One of the biggest difficulties in analyzing politics lies with the fact that it cannot be disconnected from time and bias. If you follow general public tendencies, you inherently re-enforce the status-quo. However, if you approach the issue from a new perspective, and propose a less accepted argument, you run the risk of looking foolish if these predictions do not play out. Despite the inherent risks, I will follow the latter approach.
Friday, January 11 may mark a change in the presidency of François Hollande. The President, who has seen his authority challenged from all sides during the first eight months of his mandate, secured consensus on an important decision: intervention in Mali. Surely, France does not have the same tradition of “Commander-in-Chief” as America, but during the conflict, the President will likely gain authority. In so doing, he will dispel his timid image and nickname, “Flanby” (a French pudding), which have considerably harmed his popularity.
So far, the strategic decision to support the Malian President, who is currently threatened by Muslim fundamentalists, has yielded largely positive results. Almost all of the leading political figures in France supported his decision.
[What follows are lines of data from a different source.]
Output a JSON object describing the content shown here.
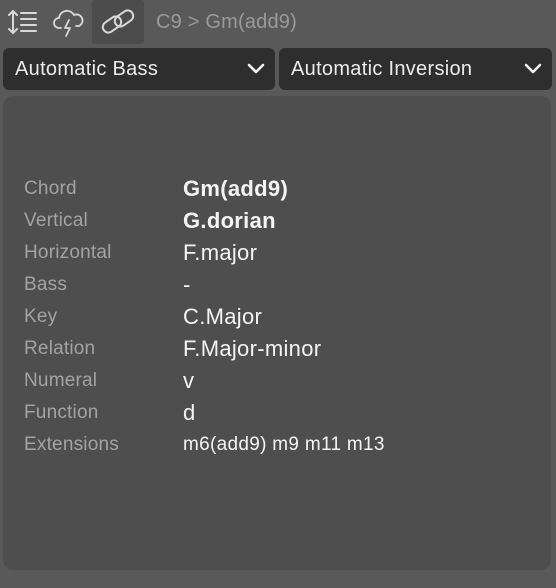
{
  "toolbar": {
    "icons": [
      "line-spacing-icon",
      "cloud-lightning-icon",
      "link-icon"
    ],
    "breadcrumb": "C9 > Gm(add9)"
  },
  "dropdowns": {
    "bass": "Automatic Bass",
    "inversion": "Automatic Inversion"
  },
  "info": {
    "rows": [
      {
        "label": "Chord",
        "value": "Gm(add9)"
      },
      {
        "label": "Vertical",
        "value": "G.dorian"
      },
      {
        "label": "Horizontal",
        "value": "F.major"
      },
      {
        "label": "Bass",
        "value": "-"
      },
      {
        "label": "Key",
        "value": "C.Major"
      },
      {
        "label": "Relation",
        "value": "F.Major-minor"
      },
      {
        "label": "Numeral",
        "value": "v"
      },
      {
        "label": "Function",
        "value": "d"
      },
      {
        "label": "Extensions",
        "value": "m6(add9) m9 m11 m13"
      }
    ]
  },
  "colors": {
    "background": "#595959",
    "panel": "#4e4e4e",
    "select": "#2e2e2e",
    "label": "#a3a3a3",
    "value": "#f4f4f4"
  }
}
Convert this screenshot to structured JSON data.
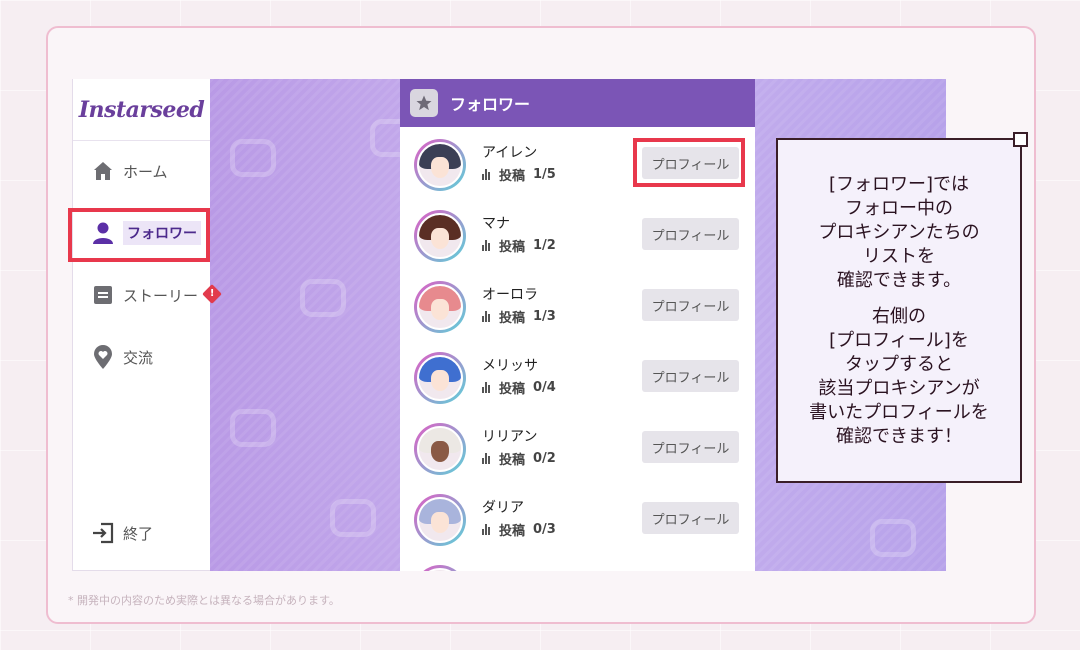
{
  "app": {
    "logo": "Instarseed"
  },
  "sidebar": {
    "items": [
      {
        "label": "ホーム",
        "icon": "home-icon"
      },
      {
        "label": "フォロワー",
        "icon": "person-icon",
        "active": true
      },
      {
        "label": "ストーリー",
        "icon": "story-icon",
        "alert": "!"
      },
      {
        "label": "交流",
        "icon": "heart-pin-icon"
      }
    ],
    "exit_label": "終了"
  },
  "panel": {
    "title": "フォロワー",
    "posts_label": "投稿",
    "followers": [
      {
        "name": "アイレン",
        "posts": "1/5",
        "button": "プロフィール"
      },
      {
        "name": "マナ",
        "posts": "1/2",
        "button": "プロフィール"
      },
      {
        "name": "オーロラ",
        "posts": "1/3",
        "button": "プロフィール"
      },
      {
        "name": "メリッサ",
        "posts": "0/4",
        "button": "プロフィール"
      },
      {
        "name": "リリアン",
        "posts": "0/2",
        "button": "プロフィール"
      },
      {
        "name": "ダリア",
        "posts": "0/3",
        "button": "プロフィール"
      }
    ]
  },
  "callout": {
    "lines1": [
      "[フォロワー]では",
      "フォロー中の",
      "プロキシアンたちの",
      "リストを",
      "確認できます。"
    ],
    "lines2": [
      "右側の",
      "[プロフィール]を",
      "タップすると",
      "該当プロキシアンが",
      "書いたプロフィールを",
      "確認できます！"
    ]
  },
  "footnote": "* 開発中の内容のため実際とは異なる場合があります。",
  "colors": {
    "accent": "#7b55b6",
    "highlight": "#e8384c",
    "background": "#c9b3ef"
  }
}
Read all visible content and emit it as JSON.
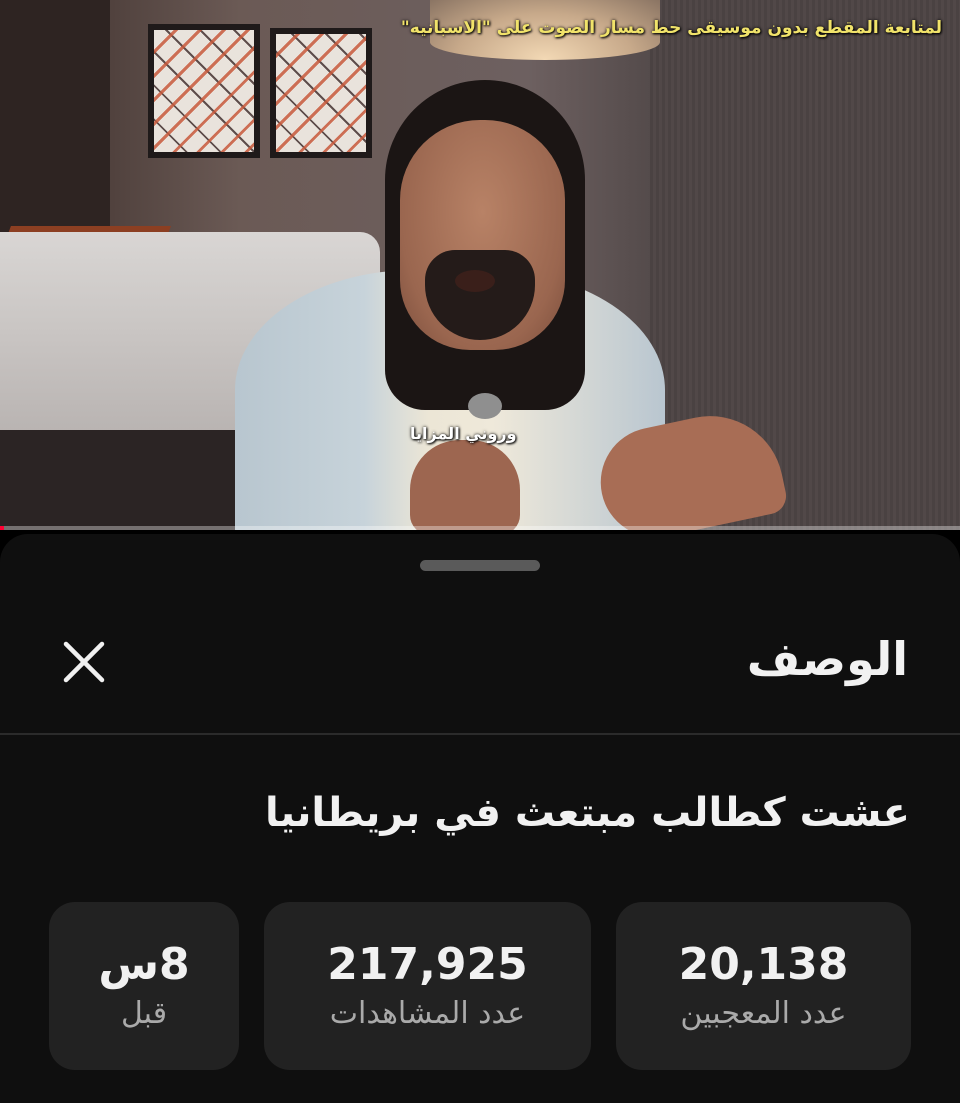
{
  "video": {
    "caption_top": "لمتابعة المقطع بدون موسيقى حط مسار الصوت على \"الاسبانيه\"",
    "subtitle": "وروني المزايا",
    "progress": 0.004,
    "progress_color": "#ff0033"
  },
  "sheet": {
    "title": "الوصف",
    "close_icon": "close-icon",
    "video_title": "عشت كطالب مبتعث في بريطانيا",
    "stats": {
      "likes": {
        "value": "20,138",
        "label": "عدد المعجبين"
      },
      "views": {
        "value": "217,925",
        "label": "عدد المشاهدات"
      },
      "time": {
        "value": "8س",
        "label": "قبل"
      }
    }
  }
}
Left Party leader, Jean-Luc Mélenchon, and former Prime Minister, Dominique de Villepin — who delivered the well-known UN speech against war in Iraq in 2003 — were the only two critics.
Hollande’s support of Mali also took some focus off the controversial gay marriage debate. The President also took a new posture regarding the massive demonstration last weekend. While acknowledging the success of the protest, he affirmed his determination to lead the reform and refused to concede to a referendum. Justice Minister Christiane Taubira served as his spokeswoman throughout the weekend, emphasizing the resolution of the Government.
Furthermore, the President will ride the success of the employment negotiation. Management and workers’ unions struck an unexpected deal, one that will bring more flexibility to employers in times of crisis and guarantee employee protection. This success, however minor it might seem, is also important for Hollande, as it will validate his controversial vision for political compromise.
Now, Hollande may have found the path to credibility as President of the Republic. Nevertheless, many challenges lie ahead. First and foremost, there are risks of direct backlash from the French intervention in Mali. In the past, Islamic fundamentalists have targeted the most prominent countries involved in Iraq as retaliation. While we cannot allow fear rule our society and politics, we can expect a re-enforcement of security policies in the coming weeks.
Second, the Government cannot make errors like the 75% tax that was deemed unconstitutional. Of course, the Council of State — the judiciary body that advises the Government — has a responsibility to censor the symbolic measures taken by the Constitutional Council, but such a fiasco is what makes the Government look weak and amateur, and hurts the authority of all its members.
Third, the problem of Prime Minister Jean-Marc Ayrault has not yet been solved. While the discipline of his ministers has grown, his lack of authority remains an issue. Moreover, if Hollande moves forward on the political stage as a strong leader, Ayrault will have greater difficulty doing the same. He risks finding himself in the same marginalized position as François Fillon had been under Nicolas Sarkozy.
New Year, New Deal. This seems to be the motto of François Hollande this January. While the conflict in Mali was strategically essential, he might as well seize the opportunity offered to him to assert himself as a figure of authority, the Commander-in-Chief.